# rye wine



## Loony (Sep 18, 2008)

We were just given a bunch of fresh rye. I am going to grind some of it to make bread, but is there any recipe for wine from this grain? Would love some imput. Have a batch of sweet corn wine going right now. Pretty tasty stuff at this point!!!!!


----------



## Wine Maker (Sep 18, 2008)

You have me stumped on the rye wine. I even looked at Jack Keller's website and could not find a recipe for it. Jack's website is www.jackkeller.net and he has an extensive listing of wine recipies but I didn't see this one.


----------



## Gnashly (Oct 9, 2008)

*Rye Wine Making.... secrets?*

Hi, I was lucky enough to be handed some rye wine making secrets from my neighbor before he passed away. Unfortunately like most of my valuable documents, they were fed to a rabbit by a mother's boyfriend that hated me.

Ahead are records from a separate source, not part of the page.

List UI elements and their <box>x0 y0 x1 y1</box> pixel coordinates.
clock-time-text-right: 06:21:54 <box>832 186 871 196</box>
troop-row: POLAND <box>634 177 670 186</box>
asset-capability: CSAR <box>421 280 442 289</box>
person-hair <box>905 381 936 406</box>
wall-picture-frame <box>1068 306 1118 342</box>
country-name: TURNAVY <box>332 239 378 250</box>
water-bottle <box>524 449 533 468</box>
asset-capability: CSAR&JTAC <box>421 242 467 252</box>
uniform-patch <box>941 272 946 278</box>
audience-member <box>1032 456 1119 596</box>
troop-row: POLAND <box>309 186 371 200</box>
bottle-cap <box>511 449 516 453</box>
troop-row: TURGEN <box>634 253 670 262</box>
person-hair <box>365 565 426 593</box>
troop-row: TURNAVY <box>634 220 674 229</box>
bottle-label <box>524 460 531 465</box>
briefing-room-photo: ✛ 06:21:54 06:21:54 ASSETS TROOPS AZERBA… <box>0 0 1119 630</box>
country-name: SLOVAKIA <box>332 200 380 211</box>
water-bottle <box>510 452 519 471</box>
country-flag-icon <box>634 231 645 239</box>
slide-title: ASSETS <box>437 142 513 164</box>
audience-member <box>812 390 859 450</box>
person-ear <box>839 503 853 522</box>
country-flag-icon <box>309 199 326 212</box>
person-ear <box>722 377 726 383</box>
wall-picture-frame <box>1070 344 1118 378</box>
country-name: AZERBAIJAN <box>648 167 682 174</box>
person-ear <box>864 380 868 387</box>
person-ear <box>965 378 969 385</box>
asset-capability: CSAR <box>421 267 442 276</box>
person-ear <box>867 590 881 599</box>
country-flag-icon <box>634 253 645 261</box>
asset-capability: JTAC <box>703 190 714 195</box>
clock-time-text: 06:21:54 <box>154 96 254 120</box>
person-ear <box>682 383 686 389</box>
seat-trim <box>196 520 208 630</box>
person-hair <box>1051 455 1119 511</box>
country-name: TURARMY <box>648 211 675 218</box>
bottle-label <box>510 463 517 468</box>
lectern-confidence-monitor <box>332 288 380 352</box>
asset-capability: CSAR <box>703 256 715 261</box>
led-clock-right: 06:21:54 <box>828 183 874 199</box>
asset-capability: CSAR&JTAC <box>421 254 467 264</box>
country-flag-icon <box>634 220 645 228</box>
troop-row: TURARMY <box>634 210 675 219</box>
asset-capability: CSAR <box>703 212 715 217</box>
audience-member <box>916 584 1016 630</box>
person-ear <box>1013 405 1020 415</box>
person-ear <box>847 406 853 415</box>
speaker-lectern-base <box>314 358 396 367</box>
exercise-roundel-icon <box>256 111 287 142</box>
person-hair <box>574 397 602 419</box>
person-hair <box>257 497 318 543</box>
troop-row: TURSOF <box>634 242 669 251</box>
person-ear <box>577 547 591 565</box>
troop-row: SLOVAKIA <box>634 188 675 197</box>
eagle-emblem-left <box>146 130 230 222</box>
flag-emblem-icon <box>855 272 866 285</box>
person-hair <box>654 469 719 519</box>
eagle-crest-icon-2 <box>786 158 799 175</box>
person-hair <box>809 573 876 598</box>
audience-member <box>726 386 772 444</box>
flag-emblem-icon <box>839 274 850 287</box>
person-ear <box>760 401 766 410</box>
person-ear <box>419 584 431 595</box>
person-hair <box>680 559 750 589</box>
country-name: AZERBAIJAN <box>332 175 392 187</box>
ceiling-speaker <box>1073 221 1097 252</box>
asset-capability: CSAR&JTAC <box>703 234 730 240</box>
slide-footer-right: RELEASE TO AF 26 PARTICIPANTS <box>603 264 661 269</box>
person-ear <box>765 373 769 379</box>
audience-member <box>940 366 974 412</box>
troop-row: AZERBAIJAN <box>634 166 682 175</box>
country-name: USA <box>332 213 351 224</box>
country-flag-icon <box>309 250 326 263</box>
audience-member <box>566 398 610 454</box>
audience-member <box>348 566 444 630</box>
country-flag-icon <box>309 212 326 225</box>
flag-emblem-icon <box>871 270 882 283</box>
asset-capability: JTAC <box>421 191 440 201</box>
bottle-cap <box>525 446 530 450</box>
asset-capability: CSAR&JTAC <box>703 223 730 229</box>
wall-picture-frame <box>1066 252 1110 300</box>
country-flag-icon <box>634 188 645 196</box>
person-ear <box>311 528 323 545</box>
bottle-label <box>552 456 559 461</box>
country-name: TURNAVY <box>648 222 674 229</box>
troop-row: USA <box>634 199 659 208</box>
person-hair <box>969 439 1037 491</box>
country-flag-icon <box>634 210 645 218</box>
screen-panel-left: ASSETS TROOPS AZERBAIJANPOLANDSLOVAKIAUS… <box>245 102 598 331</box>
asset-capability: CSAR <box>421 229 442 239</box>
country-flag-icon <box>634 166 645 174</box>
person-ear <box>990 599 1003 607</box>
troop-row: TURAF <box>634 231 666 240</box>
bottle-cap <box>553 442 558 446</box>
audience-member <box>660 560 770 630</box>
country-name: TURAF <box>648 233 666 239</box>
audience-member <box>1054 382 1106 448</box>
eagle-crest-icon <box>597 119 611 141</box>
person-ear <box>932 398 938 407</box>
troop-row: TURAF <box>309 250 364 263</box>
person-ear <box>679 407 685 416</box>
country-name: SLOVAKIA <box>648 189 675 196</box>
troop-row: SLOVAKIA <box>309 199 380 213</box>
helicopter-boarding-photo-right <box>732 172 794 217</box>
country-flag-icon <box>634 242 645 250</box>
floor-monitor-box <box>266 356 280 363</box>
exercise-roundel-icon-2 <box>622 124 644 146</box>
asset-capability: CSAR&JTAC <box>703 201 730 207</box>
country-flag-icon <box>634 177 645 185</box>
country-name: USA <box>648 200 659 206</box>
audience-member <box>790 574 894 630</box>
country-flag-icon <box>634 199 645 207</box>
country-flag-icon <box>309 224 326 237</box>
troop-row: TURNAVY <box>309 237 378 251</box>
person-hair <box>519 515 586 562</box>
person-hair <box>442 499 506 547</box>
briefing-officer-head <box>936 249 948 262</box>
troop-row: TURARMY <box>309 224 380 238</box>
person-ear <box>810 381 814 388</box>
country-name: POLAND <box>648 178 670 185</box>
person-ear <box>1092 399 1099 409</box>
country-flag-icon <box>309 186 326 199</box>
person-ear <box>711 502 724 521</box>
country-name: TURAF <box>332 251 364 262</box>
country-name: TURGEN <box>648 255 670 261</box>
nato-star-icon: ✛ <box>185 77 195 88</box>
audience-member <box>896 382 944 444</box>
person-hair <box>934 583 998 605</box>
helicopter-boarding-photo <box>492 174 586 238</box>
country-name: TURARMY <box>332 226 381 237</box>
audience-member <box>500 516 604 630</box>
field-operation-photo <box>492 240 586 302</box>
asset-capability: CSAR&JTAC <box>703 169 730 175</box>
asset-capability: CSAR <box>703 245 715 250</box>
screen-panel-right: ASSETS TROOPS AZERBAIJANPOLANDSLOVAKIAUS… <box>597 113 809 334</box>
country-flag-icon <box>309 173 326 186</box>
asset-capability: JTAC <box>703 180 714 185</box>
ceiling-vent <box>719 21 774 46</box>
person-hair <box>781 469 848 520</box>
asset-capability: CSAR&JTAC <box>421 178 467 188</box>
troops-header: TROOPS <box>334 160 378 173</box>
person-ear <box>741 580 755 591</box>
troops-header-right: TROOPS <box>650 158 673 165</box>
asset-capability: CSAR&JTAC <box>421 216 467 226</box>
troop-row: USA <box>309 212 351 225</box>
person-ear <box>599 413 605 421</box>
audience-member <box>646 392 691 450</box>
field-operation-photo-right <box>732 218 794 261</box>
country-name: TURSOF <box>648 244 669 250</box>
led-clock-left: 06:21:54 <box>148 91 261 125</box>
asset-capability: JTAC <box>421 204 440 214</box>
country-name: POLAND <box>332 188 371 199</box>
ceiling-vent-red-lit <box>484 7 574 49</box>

I have a nice yard full of wild rye from europe if anyone wants any samples to grow themselves, in exchange for an ingredient and instruction list again.

John "Gnashly"
Benicia, CA


----------



## Gnashly (Nov 27, 2008)

*Secret rye technique - please read!!!*

Ok, I remembered how rye wine making is different from regular wine making. There are many rye wine recipies but all have the same 'secret' technique:

WASH THE RYE REALLY WELL TWICE WITH SOMETHING ACIDIC LIKE LEMON JUICE, OR CIGAR/CIGARETTE ASH

thats wash it twice people! if you aren't a cigar smoker you'd probably want to use lemon juice or something else that will wash off the larvae off the rye... harmless when baked, these larvae can actually cause brain damage when injested and low alcoholic content doesn't seem to kill them!


----------



## Gnashly (Nov 27, 2008)

*Btw*

where did my wild rye go??


----------